Gartner reports that 90% of engineering leaders have seen improvements. Sixty-seven percent of organizations using coding agents report measurable productivity gains. The numbers are consistent enough that skepticism now requires an explanation.

The Counterargument Has Teeth

The Hacker News thread surfaced the real objection: sustainability. One commenter framed it bluntly — if 5% of every knowledge worker’s salary eventually flows into AI tokens, is that structurally sound? Another drew the comparison to airlines: technically necessary infrastructure with notoriously thin margins and constant cost pressure.
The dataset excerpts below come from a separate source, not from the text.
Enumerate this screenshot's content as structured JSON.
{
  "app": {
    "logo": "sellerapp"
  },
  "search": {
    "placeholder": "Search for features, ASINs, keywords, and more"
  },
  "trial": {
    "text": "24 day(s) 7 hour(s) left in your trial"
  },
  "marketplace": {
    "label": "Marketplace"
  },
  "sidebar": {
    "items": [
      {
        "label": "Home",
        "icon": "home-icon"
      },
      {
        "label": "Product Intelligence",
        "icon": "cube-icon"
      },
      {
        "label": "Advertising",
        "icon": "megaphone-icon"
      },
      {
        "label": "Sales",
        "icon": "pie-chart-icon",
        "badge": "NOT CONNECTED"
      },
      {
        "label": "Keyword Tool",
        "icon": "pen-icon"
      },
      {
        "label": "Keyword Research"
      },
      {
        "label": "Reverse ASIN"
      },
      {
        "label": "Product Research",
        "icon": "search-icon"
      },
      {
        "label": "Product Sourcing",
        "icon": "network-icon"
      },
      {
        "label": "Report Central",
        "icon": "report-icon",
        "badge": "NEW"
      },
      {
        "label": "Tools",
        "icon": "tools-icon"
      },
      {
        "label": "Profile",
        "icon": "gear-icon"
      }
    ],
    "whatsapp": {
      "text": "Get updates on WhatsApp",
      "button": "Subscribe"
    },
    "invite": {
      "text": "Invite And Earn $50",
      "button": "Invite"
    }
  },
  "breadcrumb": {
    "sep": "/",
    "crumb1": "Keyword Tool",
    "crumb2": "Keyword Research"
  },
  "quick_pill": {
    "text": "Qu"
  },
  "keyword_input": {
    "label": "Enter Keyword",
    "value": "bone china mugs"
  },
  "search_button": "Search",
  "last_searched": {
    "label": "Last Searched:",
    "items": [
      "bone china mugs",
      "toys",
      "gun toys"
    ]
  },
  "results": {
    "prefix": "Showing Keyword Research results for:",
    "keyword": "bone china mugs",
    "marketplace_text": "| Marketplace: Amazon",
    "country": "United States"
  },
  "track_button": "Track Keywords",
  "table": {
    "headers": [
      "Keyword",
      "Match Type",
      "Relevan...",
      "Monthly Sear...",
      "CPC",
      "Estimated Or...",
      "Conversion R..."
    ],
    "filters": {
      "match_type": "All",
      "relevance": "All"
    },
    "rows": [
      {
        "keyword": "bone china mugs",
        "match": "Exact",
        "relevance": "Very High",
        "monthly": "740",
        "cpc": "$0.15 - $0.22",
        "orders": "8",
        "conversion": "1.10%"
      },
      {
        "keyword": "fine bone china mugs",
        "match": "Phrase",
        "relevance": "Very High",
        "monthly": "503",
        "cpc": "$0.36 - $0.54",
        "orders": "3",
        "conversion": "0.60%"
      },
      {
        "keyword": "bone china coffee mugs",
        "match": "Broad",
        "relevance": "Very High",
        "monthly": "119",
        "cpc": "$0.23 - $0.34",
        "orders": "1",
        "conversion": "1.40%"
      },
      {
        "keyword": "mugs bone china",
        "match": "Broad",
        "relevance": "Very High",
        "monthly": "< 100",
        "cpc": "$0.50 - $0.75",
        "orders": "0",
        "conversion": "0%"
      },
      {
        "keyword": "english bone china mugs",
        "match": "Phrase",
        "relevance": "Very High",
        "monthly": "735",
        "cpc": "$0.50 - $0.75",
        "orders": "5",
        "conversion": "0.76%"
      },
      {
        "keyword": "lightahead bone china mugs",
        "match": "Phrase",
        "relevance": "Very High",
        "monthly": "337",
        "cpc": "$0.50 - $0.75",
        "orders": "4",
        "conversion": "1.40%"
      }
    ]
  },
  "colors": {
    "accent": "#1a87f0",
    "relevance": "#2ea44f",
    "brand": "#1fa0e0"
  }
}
These aren’t bad arguments. Chinese open-weights models — Kimi K2.6, DeepSeek V4, Qwen 3 — now account for 60% of all AI usage on OpenRouter. Commoditization is happening at the open-weights tier. OpenAI’s CRO disputed Anthropic’s $30 billion figure in an internal memo, arguing it’s overstated by $8 billion due to gross vs. net revenue accounting. Even at a net-adjusted $22 billion, the growth trajectory is extraordinary, but the accounting debate is a reminder that these are still early innings.

The payment signal is still hard to argue with. Enterprises doubling budgets quarter over quarter, with full visibility into the costs, is not something companies do accidentally.

What Changes From Here

The labs have crossed a threshold: they’re now enterprise infrastructure companies. That comes with pricing power, multi-year contracts, and lock-in dynamics. It also means inference costs — not model intelligence — are now the actual constraint. Forty-nine percent of enterprise teams are already spending 76 to 100% of their AI budget on inference alone.

If you’re running an engineering team and not tracking token spend per developer, that’s the gap to close first. The product-market fit question has been answered. The cost optimization question is just getting started.